When it comes to war, it can be hard to tell the good guys from the bad guys. Everyone has a weapon and a reason to win – so whose side should we be on? Here’s one movie that makes no bones about who the baddies are, by rewriting the books to turn them into vampires.
Before we get into the vamp side, a history side lesson for non-Americans. Back in the 1860s, as newly elected President Abraham Lincoln moved into the White House, America was torn apart by civil war. Northern and southern states were firmly divided over slavery. The north was against it, but the south didn’t want to take orders from the north, so the states there formed their own group, the Confederacy. The confederate men were outnumbered and overpowered, but it still took four years and thousands of lives for the US to become one united country again. Got it? Great.

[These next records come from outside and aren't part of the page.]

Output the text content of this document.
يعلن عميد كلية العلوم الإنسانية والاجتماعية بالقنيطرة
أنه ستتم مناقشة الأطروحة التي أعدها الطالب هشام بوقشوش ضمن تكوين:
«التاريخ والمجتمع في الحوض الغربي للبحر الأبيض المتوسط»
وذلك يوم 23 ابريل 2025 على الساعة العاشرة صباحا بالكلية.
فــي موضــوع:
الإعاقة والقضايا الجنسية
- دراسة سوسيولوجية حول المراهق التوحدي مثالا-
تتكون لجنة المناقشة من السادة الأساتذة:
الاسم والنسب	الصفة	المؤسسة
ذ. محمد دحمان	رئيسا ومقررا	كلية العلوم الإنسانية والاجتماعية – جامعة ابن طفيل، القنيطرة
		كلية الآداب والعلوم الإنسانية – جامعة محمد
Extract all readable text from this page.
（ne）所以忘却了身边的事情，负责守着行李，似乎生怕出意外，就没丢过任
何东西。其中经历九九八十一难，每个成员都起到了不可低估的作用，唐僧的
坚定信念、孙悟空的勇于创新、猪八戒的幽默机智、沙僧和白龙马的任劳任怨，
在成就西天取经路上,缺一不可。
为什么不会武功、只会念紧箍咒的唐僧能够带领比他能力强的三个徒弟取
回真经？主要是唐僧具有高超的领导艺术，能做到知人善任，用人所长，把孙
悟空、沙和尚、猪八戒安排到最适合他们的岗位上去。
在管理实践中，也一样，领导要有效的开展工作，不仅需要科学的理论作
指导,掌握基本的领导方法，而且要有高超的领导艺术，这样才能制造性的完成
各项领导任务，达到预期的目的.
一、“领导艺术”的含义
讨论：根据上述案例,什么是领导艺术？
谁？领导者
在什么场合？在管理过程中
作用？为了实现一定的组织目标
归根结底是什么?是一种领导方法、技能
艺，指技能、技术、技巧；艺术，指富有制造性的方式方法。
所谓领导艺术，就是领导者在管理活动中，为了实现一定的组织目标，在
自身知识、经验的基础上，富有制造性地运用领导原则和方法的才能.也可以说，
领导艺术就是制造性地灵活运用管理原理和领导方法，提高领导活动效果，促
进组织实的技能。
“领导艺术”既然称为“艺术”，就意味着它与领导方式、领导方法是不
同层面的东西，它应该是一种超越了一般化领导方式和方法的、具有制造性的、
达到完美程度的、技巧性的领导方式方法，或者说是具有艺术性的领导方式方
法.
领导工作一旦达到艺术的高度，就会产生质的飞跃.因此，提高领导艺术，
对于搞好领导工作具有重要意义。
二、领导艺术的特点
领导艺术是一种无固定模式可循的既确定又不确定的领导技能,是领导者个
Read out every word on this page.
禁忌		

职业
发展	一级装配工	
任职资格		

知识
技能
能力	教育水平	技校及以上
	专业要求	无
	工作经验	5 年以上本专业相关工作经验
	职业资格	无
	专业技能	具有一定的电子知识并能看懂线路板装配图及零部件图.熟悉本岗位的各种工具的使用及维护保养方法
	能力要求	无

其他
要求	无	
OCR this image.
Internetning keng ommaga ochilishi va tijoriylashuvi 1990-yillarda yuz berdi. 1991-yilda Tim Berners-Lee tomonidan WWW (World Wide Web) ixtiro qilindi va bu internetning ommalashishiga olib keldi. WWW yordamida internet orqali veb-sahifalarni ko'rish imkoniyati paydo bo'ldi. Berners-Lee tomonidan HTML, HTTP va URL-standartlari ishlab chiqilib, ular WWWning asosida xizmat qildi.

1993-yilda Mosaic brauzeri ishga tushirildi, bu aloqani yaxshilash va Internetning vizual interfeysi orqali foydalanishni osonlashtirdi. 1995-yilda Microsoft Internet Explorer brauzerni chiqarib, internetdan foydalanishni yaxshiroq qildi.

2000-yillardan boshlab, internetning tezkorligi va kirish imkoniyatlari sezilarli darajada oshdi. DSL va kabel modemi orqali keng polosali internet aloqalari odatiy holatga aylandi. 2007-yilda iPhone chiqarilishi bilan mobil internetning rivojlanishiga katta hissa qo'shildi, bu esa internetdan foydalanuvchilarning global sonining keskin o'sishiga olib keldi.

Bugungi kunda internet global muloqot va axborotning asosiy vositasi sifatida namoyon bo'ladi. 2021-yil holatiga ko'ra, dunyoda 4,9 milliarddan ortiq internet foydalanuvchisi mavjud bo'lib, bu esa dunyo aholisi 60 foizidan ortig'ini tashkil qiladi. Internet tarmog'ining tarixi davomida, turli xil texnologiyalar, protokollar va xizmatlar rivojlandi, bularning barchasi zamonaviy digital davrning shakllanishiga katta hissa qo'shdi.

Now let’s close the history book and fling it out the window, because this movie is based on an alternative universe, where Honest Abe wasn’t just fighting slavery, but bloodthirsty vampires.
It all makes more sense when you know the director at work is Timur Bekmambetov, famous for action flick Wanted, but also for bringing vamps chillingly back into focus with his Night Watch and Day Watch movies. Tim Burton lends a hand as producer, which makes this an intriguing gothic mix of stylish action and genuinely creepy bloodsuckers. There are no sparkles here, but plenty of brutal vamp-slaying.
Abe of course has the signature whiskery beard, stovepipe hat, swooshy cloak and – oh yes – a shiny axe that, after some training, he can twirl like Bruce Lee handling nunchucks. But we get to see a sad childhood memory before he turns into that powerhouse – a nasty vampire kills his mother. Abe wants revenge, but after he gets it, he learns there are lots more bad guys out there to defeat. Trainee lawyer by day, vamp killer by night, he slowly works his way up to the White House. But the vampires aren’t gonna take it lying down in their coffins. They’ve teamed up with the Confederate army to strike back.
Relative newcomer Benjamin Walker plays Abe with brooding sincerity, but the plot is a little more tongue-in-cheek playful than an attempt at a serious history lesson. That’s made it a mixed hit with audiences, so go with an open mind and let the action suck you in.